A trente-deux ans, Frank Derex démontre avec La Rencontre que le talent, cet oiseau rare, peut se trouver absolument partout, même chez les vendeurs d’encyclopédies (ce fut, pendant un temps, son job, avant qu’il ne devienne concepteur-rédacteur en publicité), et que lorsque, dans notre dossier de rentrée, on jette aux oubliettes la quasi-totalité des premiers romans français, le « quasi » a quand même son importance. Son roman à double étage, parfaitement farfelu, part d’une étude historique très sérieusement menée : la visite que fit Nikita Khrouchtchev aux Etats-Unis d’Amérique en 1959, c’est-à-dire six ans après que ces derniers aient exécuté les Epoux Rosenberg et trois avant que les soviétiques installent des fusées sur les plages cubaines. Tout va pourtant si bien entre les deux hommes les plus puissants de la planète, Khrouchtchev et Eisenhower, Nikita et Ike, en ce moment de détente pacifique, qu’il n’y a aucune raison de ne pas imaginer une passion plus franche, moins diplomatique, une paix chaude, presque physique. Un tête à tête qui deviendrait corps à corps…
De leur amour, l’auteur décide donc qu’il naîtra un fils, Vladimir (« Premières contractions. Nikita, allongé sur l’herbe, commence de haleter, assisté d’une sage-femme. Il réclame Eisenhower par son petit nom : Ike, qui lui répond d’une caresse de la main. Une fumée blanche s’exhale du ventre dilaté de Nikita, puis la tête d’un bébé »). Changement d’univers : on suit maintenant les aventures de Vladimir, fils de la copulation Est-Ouest, ancien titreur à la Pravda qui part en Occident après la fin de la Guerre Froide. Son installation dans le monde capitaliste ne va pas sans quelques déconvenues professionnelles (ingénieur raté, publicitaire laborieux) et féminines (pas facile de réussir dans la « Communauté Erotique Européenne »). Frank Derex, qu’on peut soupçonner de souffrir d’épilepsie, signe là un texte complètement fou, d’une profusion stylistique à peine imaginable, à ce point déchaîné que, avouons-le, on s’y noie assez souvent : boire la tasse dans du Derex, au fond, est cependant quelque chose d’assez inoubliable.

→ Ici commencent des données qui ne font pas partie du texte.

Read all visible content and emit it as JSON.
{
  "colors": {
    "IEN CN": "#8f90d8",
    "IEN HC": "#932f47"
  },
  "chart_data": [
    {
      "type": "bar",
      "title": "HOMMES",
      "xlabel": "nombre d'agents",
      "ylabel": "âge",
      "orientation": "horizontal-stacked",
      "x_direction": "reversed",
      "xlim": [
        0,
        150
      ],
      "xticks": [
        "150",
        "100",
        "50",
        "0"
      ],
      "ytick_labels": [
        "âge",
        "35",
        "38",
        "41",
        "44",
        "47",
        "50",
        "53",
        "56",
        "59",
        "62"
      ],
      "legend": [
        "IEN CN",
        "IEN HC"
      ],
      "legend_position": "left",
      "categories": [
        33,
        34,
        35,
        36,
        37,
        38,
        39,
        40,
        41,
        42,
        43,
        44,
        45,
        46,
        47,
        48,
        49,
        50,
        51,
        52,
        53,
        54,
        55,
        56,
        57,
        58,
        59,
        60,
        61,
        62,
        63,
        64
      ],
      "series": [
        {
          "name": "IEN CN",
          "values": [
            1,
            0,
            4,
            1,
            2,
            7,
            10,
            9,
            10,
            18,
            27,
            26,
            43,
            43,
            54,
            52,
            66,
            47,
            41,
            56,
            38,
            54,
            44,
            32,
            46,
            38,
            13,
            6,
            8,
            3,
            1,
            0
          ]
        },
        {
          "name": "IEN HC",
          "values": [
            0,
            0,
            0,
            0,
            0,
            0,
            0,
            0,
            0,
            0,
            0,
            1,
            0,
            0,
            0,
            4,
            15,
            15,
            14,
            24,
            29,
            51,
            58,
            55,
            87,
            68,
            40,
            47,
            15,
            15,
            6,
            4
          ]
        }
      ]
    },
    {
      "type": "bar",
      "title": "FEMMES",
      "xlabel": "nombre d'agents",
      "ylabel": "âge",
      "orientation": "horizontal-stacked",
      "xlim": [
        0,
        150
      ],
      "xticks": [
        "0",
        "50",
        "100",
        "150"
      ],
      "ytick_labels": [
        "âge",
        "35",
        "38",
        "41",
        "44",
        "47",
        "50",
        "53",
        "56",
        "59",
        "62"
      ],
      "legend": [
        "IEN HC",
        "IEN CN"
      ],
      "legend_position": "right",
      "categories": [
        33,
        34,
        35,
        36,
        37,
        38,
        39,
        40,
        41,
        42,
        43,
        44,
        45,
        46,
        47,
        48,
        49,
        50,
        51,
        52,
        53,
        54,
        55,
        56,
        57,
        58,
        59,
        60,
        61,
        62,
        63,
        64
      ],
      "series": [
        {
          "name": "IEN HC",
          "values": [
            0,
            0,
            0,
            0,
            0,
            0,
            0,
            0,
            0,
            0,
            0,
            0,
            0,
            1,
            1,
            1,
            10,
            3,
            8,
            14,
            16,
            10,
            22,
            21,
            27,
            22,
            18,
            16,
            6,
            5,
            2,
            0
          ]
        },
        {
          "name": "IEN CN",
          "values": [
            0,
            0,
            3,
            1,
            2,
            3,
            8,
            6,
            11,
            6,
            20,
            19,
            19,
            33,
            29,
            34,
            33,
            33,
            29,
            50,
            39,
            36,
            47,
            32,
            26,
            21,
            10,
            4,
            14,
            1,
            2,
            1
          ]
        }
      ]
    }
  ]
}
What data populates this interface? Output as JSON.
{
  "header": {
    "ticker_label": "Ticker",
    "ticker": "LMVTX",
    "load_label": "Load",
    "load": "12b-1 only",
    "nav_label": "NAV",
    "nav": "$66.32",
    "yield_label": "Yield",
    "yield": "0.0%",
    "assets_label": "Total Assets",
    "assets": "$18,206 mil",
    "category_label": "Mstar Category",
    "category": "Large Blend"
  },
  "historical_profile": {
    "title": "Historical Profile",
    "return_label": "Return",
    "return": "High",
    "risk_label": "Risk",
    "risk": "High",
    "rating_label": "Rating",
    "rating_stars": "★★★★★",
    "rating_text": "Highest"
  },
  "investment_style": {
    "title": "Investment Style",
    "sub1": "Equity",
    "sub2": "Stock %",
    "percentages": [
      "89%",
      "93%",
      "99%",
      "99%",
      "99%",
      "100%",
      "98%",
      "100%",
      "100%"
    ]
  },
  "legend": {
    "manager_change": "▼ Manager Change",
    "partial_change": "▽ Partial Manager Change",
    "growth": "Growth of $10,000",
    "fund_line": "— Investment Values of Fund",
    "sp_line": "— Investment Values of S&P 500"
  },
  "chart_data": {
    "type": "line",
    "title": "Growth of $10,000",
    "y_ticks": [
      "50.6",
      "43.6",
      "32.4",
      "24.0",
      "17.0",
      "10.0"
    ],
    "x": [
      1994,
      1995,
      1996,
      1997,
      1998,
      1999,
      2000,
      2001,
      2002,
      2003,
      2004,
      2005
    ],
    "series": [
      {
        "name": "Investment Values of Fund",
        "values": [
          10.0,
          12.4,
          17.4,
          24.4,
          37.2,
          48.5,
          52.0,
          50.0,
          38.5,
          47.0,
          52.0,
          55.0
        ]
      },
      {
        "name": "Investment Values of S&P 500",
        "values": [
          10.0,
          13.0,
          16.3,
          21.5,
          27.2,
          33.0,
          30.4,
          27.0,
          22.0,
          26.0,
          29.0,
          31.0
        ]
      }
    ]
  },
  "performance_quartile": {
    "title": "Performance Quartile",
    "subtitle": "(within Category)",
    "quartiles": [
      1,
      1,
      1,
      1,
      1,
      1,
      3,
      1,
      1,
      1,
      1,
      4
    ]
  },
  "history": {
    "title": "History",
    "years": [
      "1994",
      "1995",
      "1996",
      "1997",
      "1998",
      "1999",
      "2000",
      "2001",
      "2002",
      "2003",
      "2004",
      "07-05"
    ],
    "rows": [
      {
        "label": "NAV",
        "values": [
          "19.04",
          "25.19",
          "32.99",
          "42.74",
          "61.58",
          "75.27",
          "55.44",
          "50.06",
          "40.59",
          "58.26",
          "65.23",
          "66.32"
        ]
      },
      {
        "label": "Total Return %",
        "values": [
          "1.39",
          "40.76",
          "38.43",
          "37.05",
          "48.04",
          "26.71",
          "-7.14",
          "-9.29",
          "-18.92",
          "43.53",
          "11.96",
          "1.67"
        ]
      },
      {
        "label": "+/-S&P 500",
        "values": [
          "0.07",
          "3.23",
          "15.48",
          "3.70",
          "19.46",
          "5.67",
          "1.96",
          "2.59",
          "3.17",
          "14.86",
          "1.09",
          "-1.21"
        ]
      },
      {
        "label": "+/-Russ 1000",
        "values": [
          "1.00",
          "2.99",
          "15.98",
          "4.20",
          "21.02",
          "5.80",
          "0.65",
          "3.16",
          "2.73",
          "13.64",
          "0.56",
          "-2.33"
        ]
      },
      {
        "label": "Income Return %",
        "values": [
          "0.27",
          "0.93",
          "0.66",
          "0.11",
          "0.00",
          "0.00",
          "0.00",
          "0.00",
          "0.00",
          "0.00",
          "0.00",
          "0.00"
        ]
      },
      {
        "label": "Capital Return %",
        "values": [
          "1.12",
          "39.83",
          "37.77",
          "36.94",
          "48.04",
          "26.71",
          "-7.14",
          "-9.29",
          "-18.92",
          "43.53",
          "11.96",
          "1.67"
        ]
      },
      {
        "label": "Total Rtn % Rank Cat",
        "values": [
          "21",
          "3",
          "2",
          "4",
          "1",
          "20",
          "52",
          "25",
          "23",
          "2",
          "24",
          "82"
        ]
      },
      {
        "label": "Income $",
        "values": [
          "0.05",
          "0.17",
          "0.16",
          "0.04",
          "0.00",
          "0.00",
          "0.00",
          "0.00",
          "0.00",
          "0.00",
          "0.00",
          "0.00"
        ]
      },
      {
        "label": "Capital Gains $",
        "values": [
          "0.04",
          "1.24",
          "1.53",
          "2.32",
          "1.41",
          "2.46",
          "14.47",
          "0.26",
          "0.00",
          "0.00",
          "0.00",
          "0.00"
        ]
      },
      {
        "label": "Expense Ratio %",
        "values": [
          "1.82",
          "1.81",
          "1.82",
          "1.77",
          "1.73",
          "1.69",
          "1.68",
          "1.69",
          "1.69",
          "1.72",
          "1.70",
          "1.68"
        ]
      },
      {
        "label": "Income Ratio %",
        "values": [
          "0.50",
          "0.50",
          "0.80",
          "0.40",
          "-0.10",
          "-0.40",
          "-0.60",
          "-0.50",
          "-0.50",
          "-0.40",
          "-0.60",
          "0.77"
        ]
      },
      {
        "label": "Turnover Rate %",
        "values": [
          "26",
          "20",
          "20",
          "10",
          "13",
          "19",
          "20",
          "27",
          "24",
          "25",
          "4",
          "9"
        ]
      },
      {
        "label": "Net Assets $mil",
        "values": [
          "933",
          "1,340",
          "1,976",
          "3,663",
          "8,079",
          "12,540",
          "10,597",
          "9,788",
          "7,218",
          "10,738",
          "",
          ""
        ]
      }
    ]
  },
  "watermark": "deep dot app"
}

Envolées idéologiques idéalistes, intenses paragraphes orgiaques ou passages historiques de la plus grande rigueur, tout s’entrechoque étrangement dans un texte ni surréaliste, ni absurde, ni banal, où le héros ne s’appelle peut-être pas Vladimir pour rien : Nabokov ne se définissait-il pas lui-même comme « un écrivain américain, né en Russie et formé en Angleterre où [il a] étudié la littérature française avant de passer quinze ans en Allemagne » (entretien pour Playboy, 1964) ? Chimiste politique et furieux romancier, l’auteur se joue à la fois des propagandes idéalistes qui vécurent leurs belles heures en ce siècle et des héritages culturels et littéraires des deux Blocs dans un livre rocambolesque, paranoïaque, déjanté, d’une imagination sans bornes. Vladimir, bille malmenée dans le flipper de l’époque, aura toutefois, lui, tenté de réfléchir sur son temps ; « Nikita ? Ike ? Naïke ? », comprend-il enfin dans un épilogue délirant où, comme dans un « Septième Sceau » revu par Lynch, il discute avec la Mort : plus de blocs, plus de tension, plus de dyade, peut-être, mais l’ennemi, aujourd’hui, est ailleurs, le même pour tous. La fin des idéologies, décidément, n’est pas la fin des aliénations.